Versichertenstichprobe

Die Pharmakoepidemiologische Forschungsdatenbank

Im Bereich der Pharmakoepidemiologie hat die Forschung auf Basis von Sekundärdaten in den letzten Jahrzehnten zunehmend an Bedeutung gewonnen. Pharmakoepidemiologische Forschungsdatenbanken erlauben die Untersuchung der Wirksamkeit von Arzneimitteln und Impfstoffen in der Routineversorgung sowie insbesondere die Identifizierung seltener Risiken dieser Substanzen in der klinischen Praxis und dies auch über längere Zeiträume. Gleichzeitig ermöglichen sie eine Analyse der Arzneimittel- und Impfstoffanwendung nach Zulassung und erweitern somit nachhaltig die Erkenntnisbasis für diese Substanzen. Zudem liefern sie wichtige Daten für die Versorgungsforschung. Das BIPS arbeitet seit 2004 am Aufbau und an der Pflege der projektbezogenen Pharmakoepidemiologischen Forschungsdatenbank (German Pharmacoepidemiological Research Database, abgekürzt GePaRD). GePaRD enthält Abrechnungsdaten gesetzlicher Krankenversicherungen und umfasst Informationen von derzeit ca. 20 Millionen Personen, die seit 2004 bei einer der teilnehmenden Krankenkassen versichert waren. Neben demographischen Angaben, enthält GePaRD Informationen zu Arzneimittelverordnungen sowie ambulanten und stationären Leistungen und Diagnosen. Pro Datenjahr stehen Informationen zu ungefähr 17% der Allgemeinbevölkerung aus allen geographischen Regionen Deutschlands zur Verfügung.

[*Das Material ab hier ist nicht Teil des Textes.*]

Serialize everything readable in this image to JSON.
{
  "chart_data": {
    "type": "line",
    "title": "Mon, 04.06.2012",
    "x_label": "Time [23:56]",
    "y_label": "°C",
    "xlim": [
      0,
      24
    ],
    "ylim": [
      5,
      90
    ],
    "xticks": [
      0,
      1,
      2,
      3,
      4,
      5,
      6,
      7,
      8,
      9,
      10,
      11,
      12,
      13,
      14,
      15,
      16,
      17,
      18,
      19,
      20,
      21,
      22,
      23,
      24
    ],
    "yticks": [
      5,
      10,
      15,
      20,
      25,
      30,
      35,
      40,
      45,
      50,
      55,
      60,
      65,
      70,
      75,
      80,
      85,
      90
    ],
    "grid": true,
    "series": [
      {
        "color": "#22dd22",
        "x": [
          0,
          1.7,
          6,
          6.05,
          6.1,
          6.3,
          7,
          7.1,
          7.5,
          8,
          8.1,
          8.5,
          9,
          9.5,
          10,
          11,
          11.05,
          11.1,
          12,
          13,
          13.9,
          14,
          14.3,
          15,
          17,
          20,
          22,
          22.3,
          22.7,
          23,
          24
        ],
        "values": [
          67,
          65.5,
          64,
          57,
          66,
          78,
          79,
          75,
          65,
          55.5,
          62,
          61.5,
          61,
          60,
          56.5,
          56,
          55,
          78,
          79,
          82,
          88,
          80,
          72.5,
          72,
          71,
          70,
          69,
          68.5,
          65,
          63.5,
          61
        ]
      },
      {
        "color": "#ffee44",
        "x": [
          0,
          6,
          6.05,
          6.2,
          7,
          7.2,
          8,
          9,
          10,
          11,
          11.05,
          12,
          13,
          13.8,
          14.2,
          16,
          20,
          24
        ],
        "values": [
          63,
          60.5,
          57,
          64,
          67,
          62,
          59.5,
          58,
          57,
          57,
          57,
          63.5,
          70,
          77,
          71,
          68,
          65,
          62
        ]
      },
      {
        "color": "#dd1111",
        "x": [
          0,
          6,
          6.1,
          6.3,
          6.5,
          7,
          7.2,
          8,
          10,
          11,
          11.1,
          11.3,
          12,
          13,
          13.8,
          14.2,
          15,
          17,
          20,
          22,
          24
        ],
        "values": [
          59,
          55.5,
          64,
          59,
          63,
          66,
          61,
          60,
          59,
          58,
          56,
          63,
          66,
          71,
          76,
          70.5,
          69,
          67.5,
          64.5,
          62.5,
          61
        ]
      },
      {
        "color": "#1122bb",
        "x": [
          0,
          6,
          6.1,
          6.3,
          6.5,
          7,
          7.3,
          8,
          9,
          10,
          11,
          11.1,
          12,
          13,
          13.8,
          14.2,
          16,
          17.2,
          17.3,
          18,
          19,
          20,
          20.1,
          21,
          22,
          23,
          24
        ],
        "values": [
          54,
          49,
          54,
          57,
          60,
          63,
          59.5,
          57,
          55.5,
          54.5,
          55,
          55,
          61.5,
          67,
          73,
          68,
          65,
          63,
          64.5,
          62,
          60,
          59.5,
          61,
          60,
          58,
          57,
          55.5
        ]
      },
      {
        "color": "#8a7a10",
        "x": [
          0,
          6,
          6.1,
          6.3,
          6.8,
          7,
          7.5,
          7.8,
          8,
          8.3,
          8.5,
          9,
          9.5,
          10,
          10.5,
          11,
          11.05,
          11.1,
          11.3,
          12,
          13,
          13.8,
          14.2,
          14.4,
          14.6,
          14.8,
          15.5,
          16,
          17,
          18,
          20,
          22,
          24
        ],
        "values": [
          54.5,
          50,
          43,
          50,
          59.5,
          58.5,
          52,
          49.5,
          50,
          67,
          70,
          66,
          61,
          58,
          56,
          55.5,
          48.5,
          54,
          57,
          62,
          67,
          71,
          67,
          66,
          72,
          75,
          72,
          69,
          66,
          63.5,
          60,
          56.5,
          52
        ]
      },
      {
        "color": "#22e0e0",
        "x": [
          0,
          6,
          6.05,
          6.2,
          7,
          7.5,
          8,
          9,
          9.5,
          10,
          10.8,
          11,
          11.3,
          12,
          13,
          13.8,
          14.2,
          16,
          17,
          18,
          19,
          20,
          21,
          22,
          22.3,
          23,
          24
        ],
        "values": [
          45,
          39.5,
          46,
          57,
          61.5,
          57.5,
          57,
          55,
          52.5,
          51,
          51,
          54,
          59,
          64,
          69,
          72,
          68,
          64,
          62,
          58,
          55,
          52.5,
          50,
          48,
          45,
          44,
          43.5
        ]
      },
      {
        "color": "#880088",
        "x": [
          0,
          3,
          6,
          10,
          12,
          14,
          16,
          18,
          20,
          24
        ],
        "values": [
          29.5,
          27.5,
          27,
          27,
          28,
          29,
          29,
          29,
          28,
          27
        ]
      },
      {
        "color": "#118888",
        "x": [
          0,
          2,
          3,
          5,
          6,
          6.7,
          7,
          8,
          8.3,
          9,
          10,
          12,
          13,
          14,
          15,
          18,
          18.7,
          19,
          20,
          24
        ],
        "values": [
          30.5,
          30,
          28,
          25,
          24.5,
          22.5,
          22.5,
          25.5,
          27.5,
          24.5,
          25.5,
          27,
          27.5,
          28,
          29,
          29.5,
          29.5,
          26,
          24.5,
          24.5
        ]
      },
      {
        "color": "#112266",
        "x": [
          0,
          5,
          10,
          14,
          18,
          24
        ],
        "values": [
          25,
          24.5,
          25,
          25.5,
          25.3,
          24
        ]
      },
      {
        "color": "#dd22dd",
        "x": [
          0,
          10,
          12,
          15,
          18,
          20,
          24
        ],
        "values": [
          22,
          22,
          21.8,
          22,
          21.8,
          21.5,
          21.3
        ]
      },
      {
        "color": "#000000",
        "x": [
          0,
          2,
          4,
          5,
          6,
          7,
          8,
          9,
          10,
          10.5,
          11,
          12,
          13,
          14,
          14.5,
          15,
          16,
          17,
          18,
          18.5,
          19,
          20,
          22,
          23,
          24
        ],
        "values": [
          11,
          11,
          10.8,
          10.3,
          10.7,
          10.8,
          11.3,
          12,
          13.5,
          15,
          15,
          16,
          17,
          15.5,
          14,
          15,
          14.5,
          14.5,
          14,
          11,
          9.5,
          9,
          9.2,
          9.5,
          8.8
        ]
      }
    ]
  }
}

Verwendung der Datenbank für Studien

Der Zugriff auf die Datenbank ist nur für Mitarbeiter des BIPS im Rahmen von behördlich genehmigten Forschungsprojekten möglich. Es ist dem BIPS nicht gestattet, Dritten den Zugang zu den Daten zu gewähren. Das BIPS kann aber behördlich geforderte Studien mit diesen Daten durchführen. Die Genehmigung von Projekten basiert auf der Bewilligung des Vorhabens durch die Krankenversicherungen und der jeweils zuständigen Behörden (z.B. das Bundesversicherungsamt für bundesweit vertretene Krankenversicherungen). Hierfür werden den Krankenversicherungen für jedes geplante Forschungsvorhaben projektspezifische Genehmigungsanträge vorgelegt. Bei Zustimmung der Versicherung erbittet diese bei der zuständigen Behörde die offizielle Bewilligung des Projektes, welche nach § 75 Sozialgesetzbuch (SGB) X erteilt werden kann, wenn das Interesse des Projektes für die öffentliche Gesundheit dem Recht auf Schutz persönlicher Daten überlegen ist. Der Prozess der Genehmigung durch die Krankenversicherungen und der zuständigen Behörde kann mehrere Wochen und manchmal auch länger dauern.

Wir danken der AOK Bremen/Bremerhaven, der DAK-Gesundheit, der hkk Krankenkasse und der Techniker Krankenkasse (TK) ganz herzlich für die langjährige Unterstützung beim Auf- und Ausbau der Pharmakoepidemiologischen Forschungsdatenbank (GePaRD) am BIPS.